This week I was challenged by my friend to “veganize” Martha Stewart’s Asparagus Tart. It was so beautiful I couldn’t wait! Martha uses gruyere cheese in hers, but I decided to make a vegan bechamel sauce for mine. It created a nice creamy flavor without all the dairy. And you might be thinking to yourself, puff pastry is vegan?? Well, yes, you can make your own puff pastry from scratch using Earth Balance butter as a replacer OR Pepperidge Farm frozen puff pastry is actually vegan(!) So give this recipe a try, it would be a perfect for Easter or a fabulous Sunday brunch 🙂 Enjoy!
Springtime Asparagus Tart
1 sheet of frozen puff pastry (or homemade)
1 1/2 cups vegan bechamel sauce
20-22 asparagus spears
salt and pepper to taste
vegan bechamel sauce:
3 tbsp. Earth Balance butter
2 tbsp. flour
2 cups plain almond milk
a pinch of salt
a dash of nutmeg
In a medium saucepan, heat the butter over medium-low heat until melted. Add the flour and stir until smooth. Over medium heat, cook until the mixture turns a light, golden sandy color, about 6 to 7 minutes.
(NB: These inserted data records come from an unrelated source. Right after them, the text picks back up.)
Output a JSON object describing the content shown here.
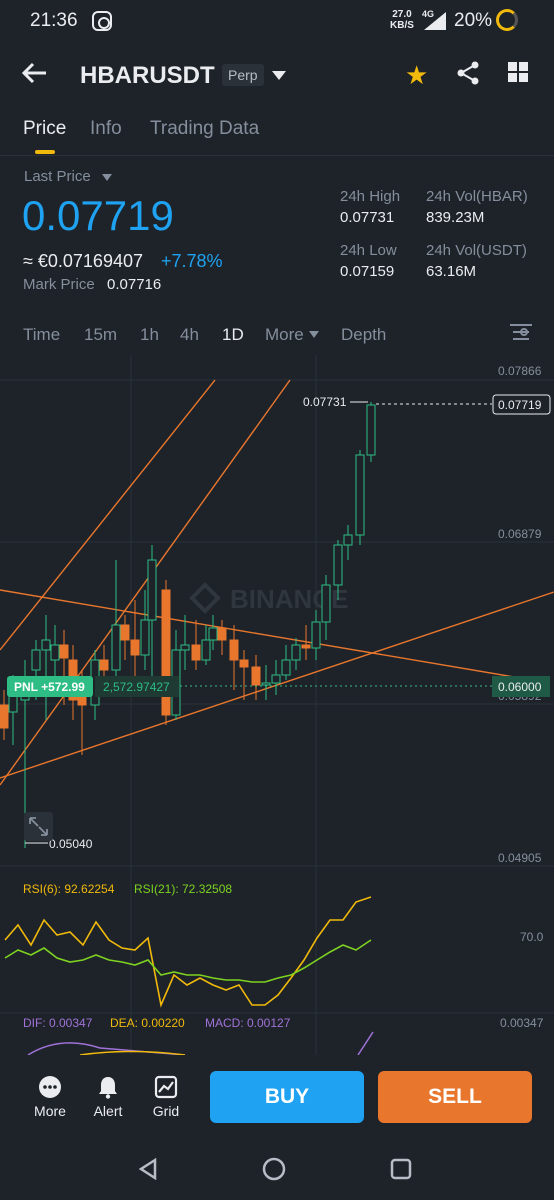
{
  "status_bar": {
    "time": "21:36",
    "net_speed": "27.0",
    "net_unit": "KB/S",
    "network": "4G",
    "battery": "20%"
  },
  "header": {
    "symbol": "HBARUSDT",
    "badge": "Perp"
  },
  "tabs": [
    {
      "label": "Price",
      "active": true
    },
    {
      "label": "Info",
      "active": false
    },
    {
      "label": "Trading Data",
      "active": false
    }
  ],
  "price": {
    "last_price_label": "Last Price",
    "last_price": "0.07719",
    "eur_price": "≈ €0.07169407",
    "change_pct": "+7.78%",
    "mark_price_label": "Mark Price",
    "mark_price": "0.07716"
  },
  "stats": {
    "high_label": "24h High",
    "high": "0.07731",
    "vol_hbar_label": "24h Vol(HBAR)",
    "vol_hbar": "839.23M",
    "low_label": "24h Low",
    "low": "0.07159",
    "vol_usdt_label": "24h Vol(USDT)",
    "vol_usdt": "63.16M"
  },
  "intervals": [
    {
      "label": "Time",
      "active": false
    },
    {
      "label": "15m",
      "active": false
    },
    {
      "label": "1h",
      "active": false
    },
    {
      "label": "4h",
      "active": false
    },
    {
      "label": "1D",
      "active": true
    },
    {
      "label": "More",
      "active": false
    },
    {
      "label": "Depth",
      "active": false
    }
  ],
  "chart_data": {
    "type": "candlestick",
    "y_axis_labels": [
      "0.07866",
      "0.06879",
      "0.05892",
      "0.04905"
    ],
    "current_price_tag": "0.07719",
    "high_marker": "0.07731",
    "low_marker": "0.05040",
    "pnl_label": "PNL +572.99",
    "position_price_text": "2,572.97427",
    "position_price_tag": "0.06000",
    "watermark": "BINANCE",
    "rsi": {
      "rsi6_label": "RSI(6): 92.62254",
      "rsi21_label": "RSI(21): 72.32508",
      "level": "70.0"
    },
    "macd": {
      "dif_label": "DIF: 0.00347",
      "dea_label": "DEA: 0.00220",
      "macd_label": "MACD: 0.00127",
      "axis": "0.00347"
    },
    "colors": {
      "up": "#2ebd85",
      "down": "#e8762d",
      "rsi6": "#f0b90b",
      "rsi21": "#7ed321",
      "dif": "#a072d8"
    }
  },
  "bottom_bar": {
    "more_label": "More",
    "alert_label": "Alert",
    "grid_label": "Grid",
    "buy_label": "BUY",
    "sell_label": "SELL"
  }
}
Meanwhile, heat the almond milk in a separate pan until just about to boil. Add the hot milk to the butter mixture 1 cup at a time, whisking continuously until very smooth. Bring to a boil. Cook 10 minutes, stirring constantly, then remove from heat. Season with salt and nutmeg, and set aside until ready to use.
For the Tart:
Preheat your oven to 400 degrees.
On a floured surface, lay out the puff pastry and roll to rectangle shape approximately 16 X 10. Place the pastry on a parchment paper lined cookie sheet. Lightly score the dough 1 inch from the edges to create a frame. Using a fork, pierce the dough in the center of the frame to prevent bubbles. Bake for 7 minutes.
Remove from the oven and spread bechamel sauce in the center frame. Lay the asparagus (trimmed to fit) on top and sprinkle with a pinch of salt and pepper. Bake for 15 minutes or until asparagus is tender. Serve warm or at room temperature.